Commanders and leaders
- Maj. Gen. Suheil al-Hassan (Operations chief commander) Ali Adra † Tiger Forces commander): Unknown

Units involved
- Syrian Armed Forces Syrian Army Tiger Forces; ; Syrian Air Force; Liwa al-Quds; Al-Baggara tribe militias; ; Russian Armed Forces Aerospace Forces; ;: Military of ISIL Wilāyat Ḥalab (until 30 June, 2017); Wilāyat ar-Raqqa; ;

Casualties and losses
- 183–333 killed: Unknown

= 2017 Southern Raqqa offensive =

Offensive

The 2017 Southern Raqqa offensive was an operation by the Syrian Army against the Islamic State (IS) in the southwestern countryside of the Raqqa Province.

== Background ==

In early May 2017, Syrian government forces launched an offensive against ISIL in the eastern countryside of Aleppo, capturing the Jirah Airbase late on 12 May.
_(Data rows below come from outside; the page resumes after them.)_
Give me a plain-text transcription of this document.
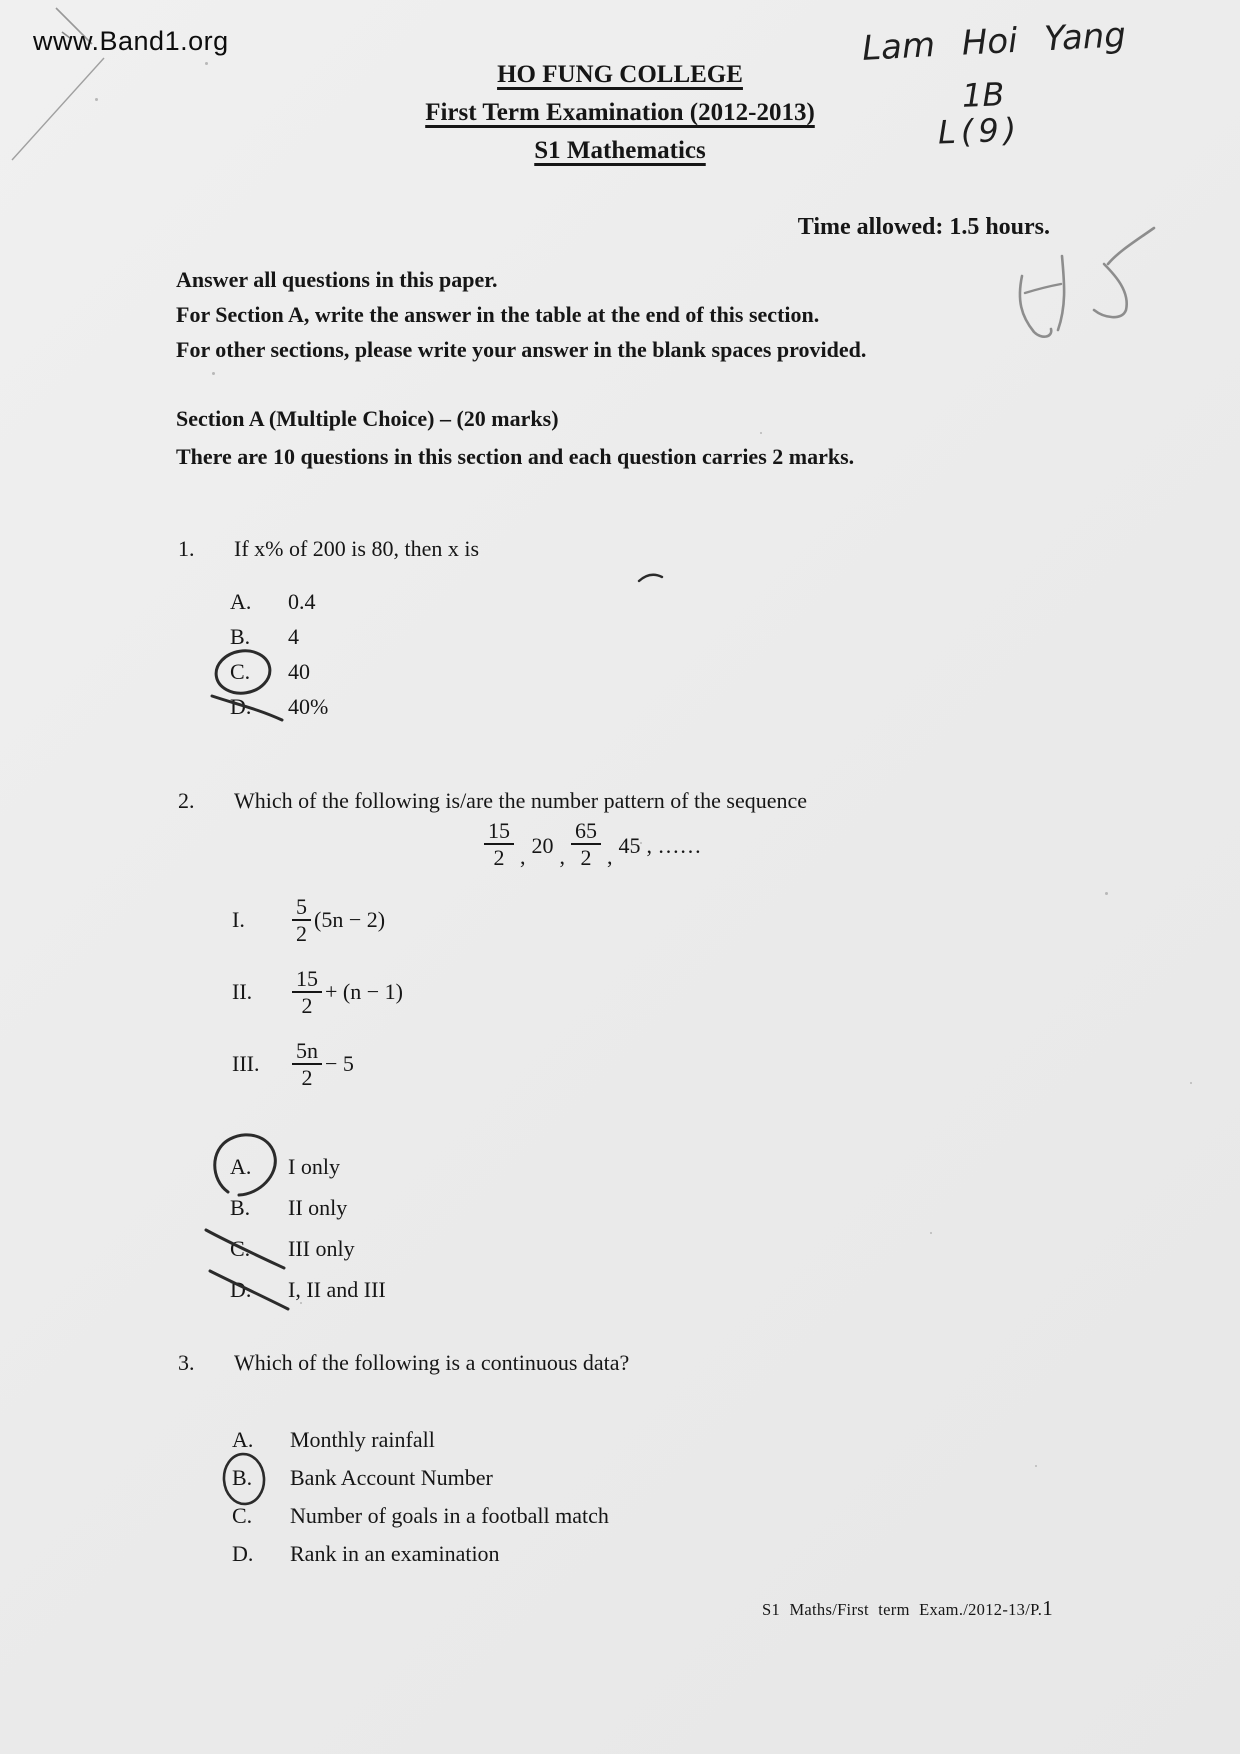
www.Band1.org
HO FUNG COLLEGE
First Term Examination (2012-2013)
S1 Mathematics
Lam Hoi Yang
1B
L(9)
Time allowed: 1.5 hours.
Answer all questions in this paper.
For Section A, write the answer in the table at the end of this section.
For other sections, please write your answer in the blank spaces provided.
Section A (Multiple Choice) – (20 marks)
There are 10 questions in this section and each question carries 2 marks.
1. If x% of 200 is 80, then x is
A.	0.4
B.	4
C.	40
D.	40%
2. Which of the following is/are the number pattern of the sequence
$\frac{15}{2}$ , 20 , $\frac{65}{2}$ , 45 , ……
I.	$\frac{5}{2} (5n - 2)$
II.	$\frac{15}{2} + (n - 1)$
III.	$\frac{5n}{2} - 5$
A.	I only
B.	II only
C.	III only
D.	I, II and III
3. Which of the following is a continuous data?
A.	Monthly rainfall
B.	Bank Account Number
C.	Number of goals in a football match
D.	Rank in an examination
S1 Maths/First term Exam./2012-13/P.1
Following this, by early June, the Syrian Army, led by the Tiger forces, captured the town of Maskanah and its surrounding villages after ISIL fighters withdrew from the area, thus expelling ISIL from its last stronghold in Aleppo governorate. The next day, the Army came reached the boundaries of Ar-Raqqah Governorate.

== The offensive ==
On 13 June, the Syrian Army made a large advance into the Raqqah governorate, capturing several villages, and thus reaching the Ithriya-Al-Thawrah road. These advances were made with little resistance from ISIL. Four days later, the Army progressed further eastwards, overtaking 14 sites, thus coming close to ISIL-held Resafa.

During 18 June, the Syrian Army captured the last two villages on the road to Resafa. Later that day, an F/A-18 Super Hornet launched from USS George H.W. Bush shot down a Syrian Air Force Su-22M4, over airstrikes carried out by the SAF against what the Coalition claimed to be the SDF, while Syria said was ISIL in the village of Ja'din. Later, clashes broke out near Resafa between the Syrian Army and the SDF, as the former attempted to rescue the pilot of the downed jet. The next day, Resafa was captured by the Syrian Army.

On 22 June, ISIL attempted to cut off the Syrian Army supply line to Resafa near the town of Um Sosah, but the assault was thwarted before it even began. On 30 June, the Syrian Army regained complete control of the Ithriya-Thawrah road, besieging the remaining ISIL held area in Aleppo. Subsequently, ISIL evacuated the pocket and the SAA captured all of the remaining ISIL-held towns, villages, and desert in the Aleppo province.

== Aftermath ==

On 15 July Tiger Forces captured half a dozen oil fields in Ar-Raqqah province, the next day, Tiger Forces captured Al-Fahd Oil Field and nearby Al-Fahd Oil Station and advanced further to the south of Resafa in Ar-Raqqah Governorate capturing Zamleh Sharqiyah, B’ir Zamleh and al-Khalaa gas fields. Building on these gains, further progress has been made on 17 July with Deilla oil field being restored under government control. A couple more oil fields were captured later in the day alongside the town of Rajm Al-Joz. On 22 July, the Syrian Army advanced even further, capturing Sabkhawi from ISIS and moving closer to SDF held northern Syria.